(Re)-structuring the Ceo’s compensation—the case of Israel

Katarzyna Mroczek-Dąbrowskahttp://orcid.org/https://orcid.org/0000-0002-9015-899X 1  and Yaron Shemesh 2
  • 1 Department of International Competitiveness, Poznań University of Economics and Business, al. Niepodległości 10, 61-875, Poznań, Poland
  • 2 Department of International Competitiveness, Poznań University of Economics and Business, al. Niepodległości 10, 61-875, Poznań, Poland

Abstract

The executive compensation issue continues to cause protest due to the increasing number of cases of an unjustifiably high level of pay. The main conflict arises from the misalignment of interests between the short-term expectations of the manager and long-term needs of the shareholders.

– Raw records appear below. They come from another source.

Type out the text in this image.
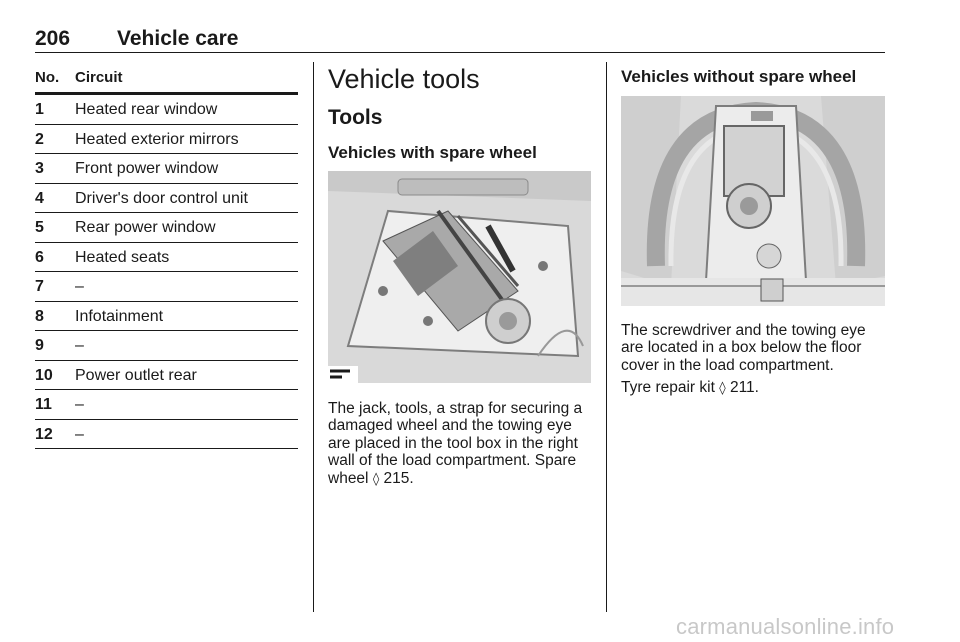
206 Vehicle care
No. Circuit
1 Heated rear window
2 Heated exterior mirrors
3 Front power window
4 Driver's door control unit
5 Rear power window
6 Heated seats
7 –
8 Infotainment
9 –
10 Power outlet rear
11 –
12 –
Vehicle tools
Tools
Vehicles with spare wheel

The jack, tools, a strap for securing a
damaged wheel and the towing eye
are placed in the tool box in the right
wall of the load compartment. Spare
wheel ◊ 215.

Vehicles without spare wheel

The screwdriver and the towing eye
are located in a box below the floor
cover in the load compartment.

Tyre repair kit ◊ 211.

carmanualsonline.info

Since there are no universal rules on how to price the executive performance companies reach for different means of establishing the CEO’s compensation and ascertaining manager’s commitment towards maintaining a company’s value. The issue becomes more complex once the compensation rules are not a direct effect of the market power game but are additionally restricted by government. The aim of the paper is to discuss corporate government policies introduced in Israel and their impact on executive compensation level and structure. Israel is amongst those countries that partially regulate CEO compensation and thus the Israeli experience can add to the understanding of the effectiveness of modern corporate governance.